The setup could easily be for a porno or a horror film: a pretty young woman is abducted to become the bride of one member of a creepy and sadistic family. The acting, other than lead Mikayla Gibson, would be fit for either as well. The two brothers, Adam and Nate, are caricatures, speaking in lowbrow redneck accents. Bunnie Gibson, as their mother, does her best to channel Anne Ramsey from The Goonies. In fact, most scenes involving the Cooper family feel like a variation on the Fratellis from that movie mixed with the Sawyer family from The Texas Chain Saw Massacre. This is completely on purpose. You'll not find a brooding villain soliloquizing about the nature of good and evil. The big bads here simply guffaw, look confused, and do bad because they like how it feels.

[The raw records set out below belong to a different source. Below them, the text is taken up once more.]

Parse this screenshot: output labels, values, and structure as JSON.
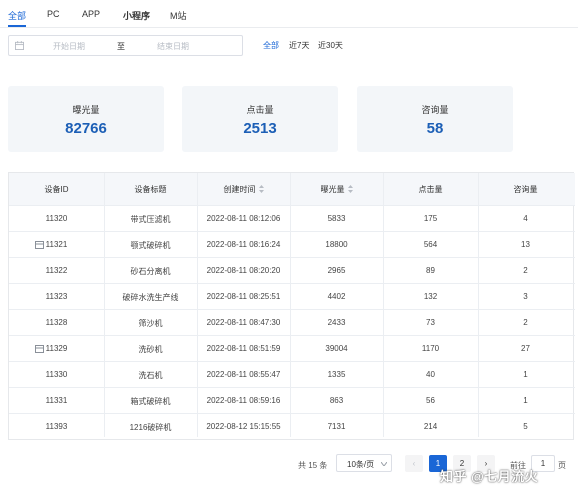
{
  "tabs": [
    {
      "label": "全部",
      "active": true
    },
    {
      "label": "PC",
      "active": false
    },
    {
      "label": "APP",
      "active": false
    },
    {
      "label": "小程序",
      "active": false
    },
    {
      "label": "M站",
      "active": false
    }
  ],
  "date_filter": {
    "start_placeholder": "开始日期",
    "separator": "至",
    "end_placeholder": "结束日期",
    "icon": "calendar-icon"
  },
  "quick_ranges": [
    {
      "label": "全部",
      "active": true
    },
    {
      "label": "近7天",
      "active": false
    },
    {
      "label": "近30天",
      "active": false
    }
  ],
  "stats": [
    {
      "label": "曝光量",
      "value": "82766"
    },
    {
      "label": "点击量",
      "value": "2513"
    },
    {
      "label": "咨询量",
      "value": "58"
    }
  ],
  "table": {
    "columns": [
      "设备ID",
      "设备标题",
      "创建时间",
      "曝光量",
      "点击量",
      "咨询量"
    ],
    "sortable_columns": [
      "创建时间",
      "曝光量"
    ],
    "rows": [
      {
        "id": "11320",
        "title": "带式压滤机",
        "created": "2022-08-11 08:12:06",
        "exposure": "5833",
        "clicks": "175",
        "inquiries": "4",
        "tag": false
      },
      {
        "id": "11321",
        "title": "颚式破碎机",
        "created": "2022-08-11 08:16:24",
        "exposure": "18800",
        "clicks": "564",
        "inquiries": "13",
        "tag": true
      },
      {
        "id": "11322",
        "title": "砂石分离机",
        "created": "2022-08-11 08:20:20",
        "exposure": "2965",
        "clicks": "89",
        "inquiries": "2",
        "tag": false
      },
      {
        "id": "11323",
        "title": "破碎水洗生产线",
        "created": "2022-08-11 08:25:51",
        "exposure": "4402",
        "clicks": "132",
        "inquiries": "3",
        "tag": false
      },
      {
        "id": "11328",
        "title": "筛沙机",
        "created": "2022-08-11 08:47:30",
        "exposure": "2433",
        "clicks": "73",
        "inquiries": "2",
        "tag": false
      },
      {
        "id": "11329",
        "title": "洗砂机",
        "created": "2022-08-11 08:51:59",
        "exposure": "39004",
        "clicks": "1170",
        "inquiries": "27",
        "tag": true
      },
      {
        "id": "11330",
        "title": "洗石机",
        "created": "2022-08-11 08:55:47",
        "exposure": "1335",
        "clicks": "40",
        "inquiries": "1",
        "tag": false
      },
      {
        "id": "11331",
        "title": "箱式破碎机",
        "created": "2022-08-11 08:59:16",
        "exposure": "863",
        "clicks": "56",
        "inquiries": "1",
        "tag": false
      },
      {
        "id": "11393",
        "title": "1216破碎机",
        "created": "2022-08-12 15:15:55",
        "exposure": "7131",
        "clicks": "214",
        "inquiries": "5",
        "tag": false
      }
    ]
  },
  "pagination": {
    "total": "共 15 条",
    "page_size": "10条/页",
    "prev": "‹",
    "pages": [
      "1",
      "2"
    ],
    "current": "1",
    "next": "›",
    "goto_label": "前往",
    "goto_value": "1",
    "page_suffix": "页"
  },
  "watermark": "知乎 @七月流火",
  "colors": {
    "accent": "#1a66d6",
    "stat_value": "#1c5fb6",
    "card_bg": "#f3f6f9",
    "header_bg": "#f5f7fa"
  }
}
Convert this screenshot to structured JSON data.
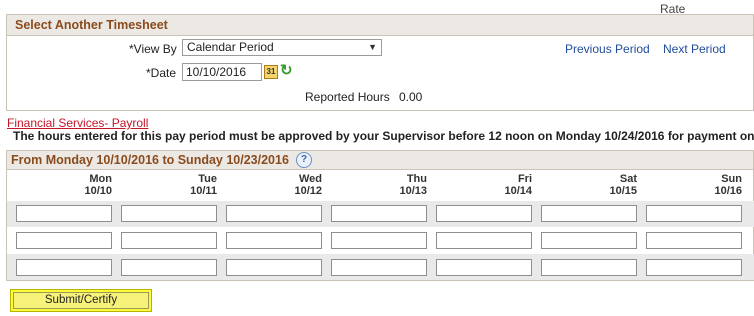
{
  "top_label": "Rate",
  "select_timesheet": {
    "title": "Select Another Timesheet",
    "view_by_label": "*View By",
    "view_by_value": "Calendar Period",
    "date_label": "*Date",
    "date_value": "10/10/2016",
    "calendar_icon_text": "31",
    "previous_period": "Previous Period",
    "next_period": "Next Period",
    "reported_hours_label": "Reported Hours",
    "reported_hours_value": "0.00"
  },
  "financial_link": "Financial Services- Payroll",
  "notice": "The hours entered for this pay period must be approved by your Supervisor before 12 noon on Monday 10/24/2016  for payment on Friday",
  "grid": {
    "title": "From Monday 10/10/2016 to Sunday 10/23/2016",
    "help_icon_text": "?",
    "days": [
      {
        "name": "Mon",
        "date": "10/10"
      },
      {
        "name": "Tue",
        "date": "10/11"
      },
      {
        "name": "Wed",
        "date": "10/12"
      },
      {
        "name": "Thu",
        "date": "10/13"
      },
      {
        "name": "Fri",
        "date": "10/14"
      },
      {
        "name": "Sat",
        "date": "10/15"
      },
      {
        "name": "Sun",
        "date": "10/16"
      }
    ],
    "rows": [
      [
        "",
        "",
        "",
        "",
        "",
        "",
        ""
      ],
      [
        "",
        "",
        "",
        "",
        "",
        "",
        ""
      ],
      [
        "",
        "",
        "",
        "",
        "",
        "",
        ""
      ]
    ]
  },
  "submit_label": "Submit/Certify",
  "colors": {
    "header_text": "#8a4b1e",
    "link": "#1f4c9a",
    "financial_link": "#c4162a",
    "submit_highlight": "#fbfb3c"
  }
}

As noted, Mikayla Gibson's performance bucks the trend. Viewers could almost question whether she was working from a different script In a movie of silly acting and cartoonish violence, Gibson does her level best to play the straight man. She rides the line between dramatic acting and dramatic overacting, but this is evened out by, and helps offset, the over-the-top work of the rest of the cast.
Director Jim Lane embraces overindulgence at every turn. The color palate of the movie stays bright and vibrant, even oversaturated, matching with the tone of Jeff Rosenburg's script and the performances. In our current landscape of dark and gritty thrillers and horror films, there's something to be said for someone doubling down on bright and crazy. Rosenburg's script is anything but nuanced, lacking any instance of subtlety and subtext. In most cases, the dialogue resembles a middle of the road sitcom dreck, but it somehow works.
Overall, the story is nothing new, and the performances won't wow you. However, should a viewer need a palate cleanser from the plethora of found footage movies and dark and dreary Babadook wannabes, this movie fits the bill. After all, sometimes a movie can just be fun, without any big statements or hand wringing. When your biggest star is Omar "My brother Cuba might get the credit but I was on Wild and Crazy Kids, dammit" Gooding, you have to go with what works.
Sometimes, it's best to embrace what you are, and not strive to be more.